III
Reconocimiento y oscurecimiento
Enjolras había ido a hacer un reconocimiento. Había salido por la callejuela Mondétour, serpenteando a lo largo de las casas.
Los insurgentes, digámoslo así, estaban llenos de esperanza. La manera como habían rechazado el ataque de la noche les hacía casi desdeñar de antemano el ataque del amanecer. Lo aguardaban y sonreían. Ya no dudaban ni del éxito ni de la causa. Por otra parte, iba a llegarles evidentemente un socorro, y contaban con él. Con esa facilidad de profecía triunfante, que es una de las fuerzas del francés en la lucha, dividían en tres fases seguras el día próximo a clarear: a las seis de la mañana, la unión de un regimiento, que estaba ganado; a mediodía, la insurrección de todo París; al ponerse el sol, la revolución.

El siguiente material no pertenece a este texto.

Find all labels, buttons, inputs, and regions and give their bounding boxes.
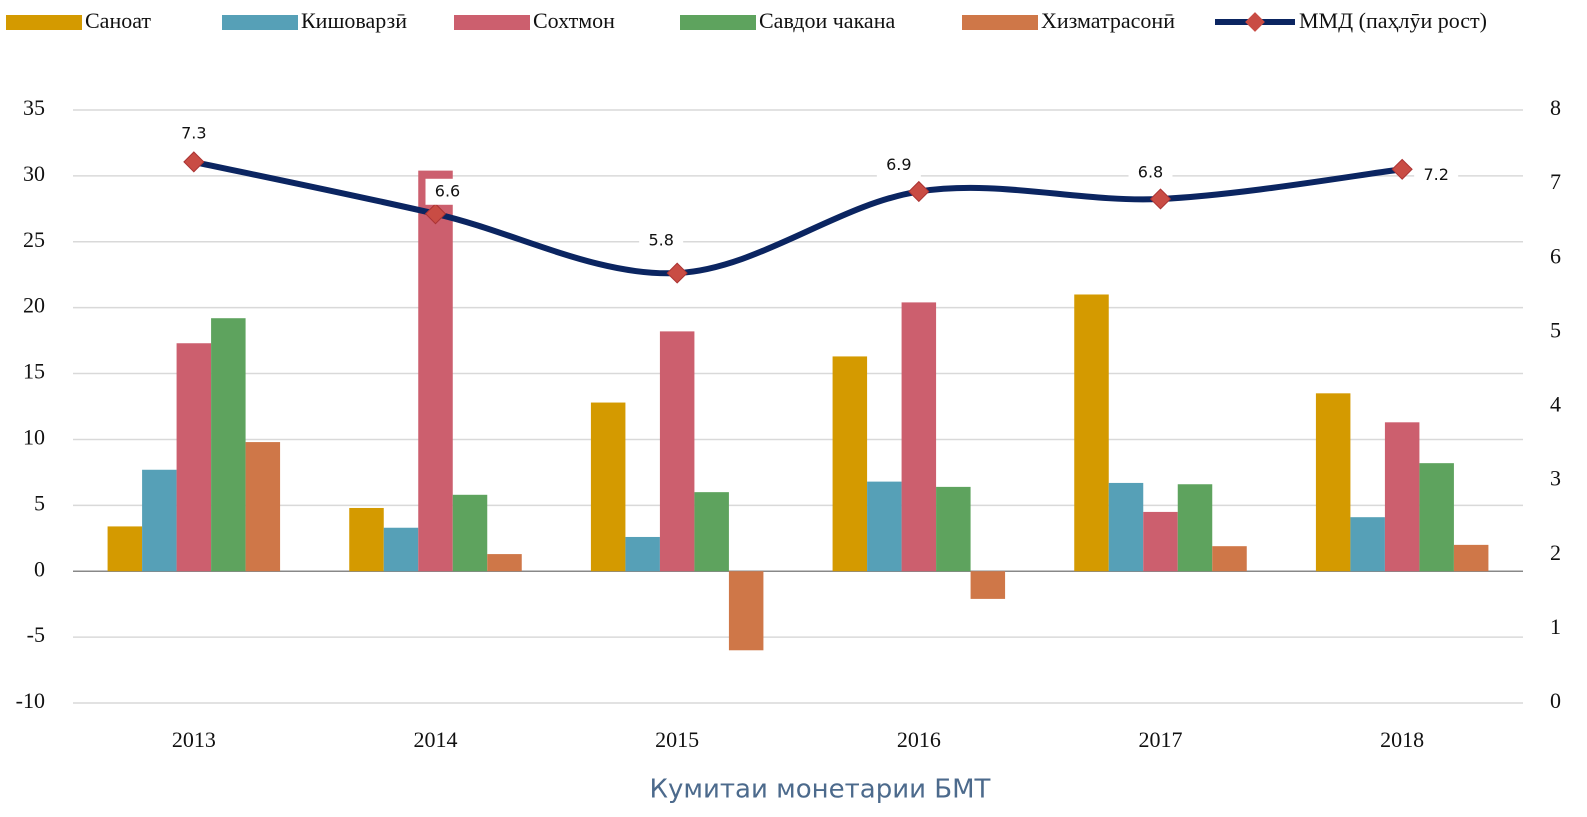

Oíase el toque de rebato de Saint-Merry, que no había cesado de sonar desde la víspera; prueba de que la otra barricada, la grande, la de Jeanne, seguía resistiendo.
Todas estas esperanzas se comunicaban de uno a otro grupo en una especie de murmullo alegre y formidable, que se parecía al zumbido belicoso de una colmena.
Enjolras apareció de nuevo. Regresaba de su sombrío paseo de águila en la oscuridad exterior. Escuchó un instante la expresión de aquella alegría con los brazos cruzados, y una mano en la boca. Luego, fresco y sonrosado en medio de la blancura creciente de la mañana, dijo:
—Todo el ejército de París está en armas. Un tercio de ese ejército pesa sobre la barricada que defendéis, además de la guardia nacional. He distinguido los chacós del quinto de línea, y las banderas de la sexta legión. Dentro de una hora seréis atacados. En cuanto al pueblo, ayer mostró cierta efervescencia, pero hoy no se mueve. No hay nada que esperar. Ni un arrabal, ni un regimiento. Estáis abandonados.
Estas palabras cayeron sobre el zumbido de los grupos causando el mismo efecto que la primera gota de la tempestad cayendo sobre un enjambre. Todos quedaron mudos. Hubo un momento de inexplicable angustia, en el que se hubiera oído volar a la muerte.
Este momento fue corto.
Una voz, desde el fondo más oscuro de los grupos, gritó a Enjolras:
—Sea. Levantemos la barricada hasta una altura de veinte pies, y quedémonos aquí. Ciudadanos, hagamos la protesta de los cadáveres. Demostremos que si el pueblo abandona a los republicanos los republicanos no abandonan al pueblo.
Esta frase desprendía de la penosa nube de las ansiedades individuales el pensamiento de todos. Una aclamación entusiasta la acogió.
Nunca se ha sabido el nombre del hombre que había hablado así; era alguien ignorado, un desconocido, un olvidado, un héroe del momento, ese gran anónimo que siempre está en las crisis humanas y en las génesis sociales que, en un momento dado, dice de un modo supremo la palabra decisiva, y que se desvanece en las tinieblas después de haber representado por un minuto, a la claridad de un relámpago, al pueblo y a Dios.
Esta resolución inexorable era tan unánime entre los sublevados del 6 de junio de 1832 que, casi a la misma hora, en la barricada de Saint-Merry, los insurgentes lanzaban este grito conservado en la historia, y del cual hace mención el proceso:
—¡Vengan o no a socorrernos, qué importa! ¡Muramos aquí, hasta el último!
Como se ve, las dos barricadas, aunque materialmente aisladas, se comunicaban entre sí.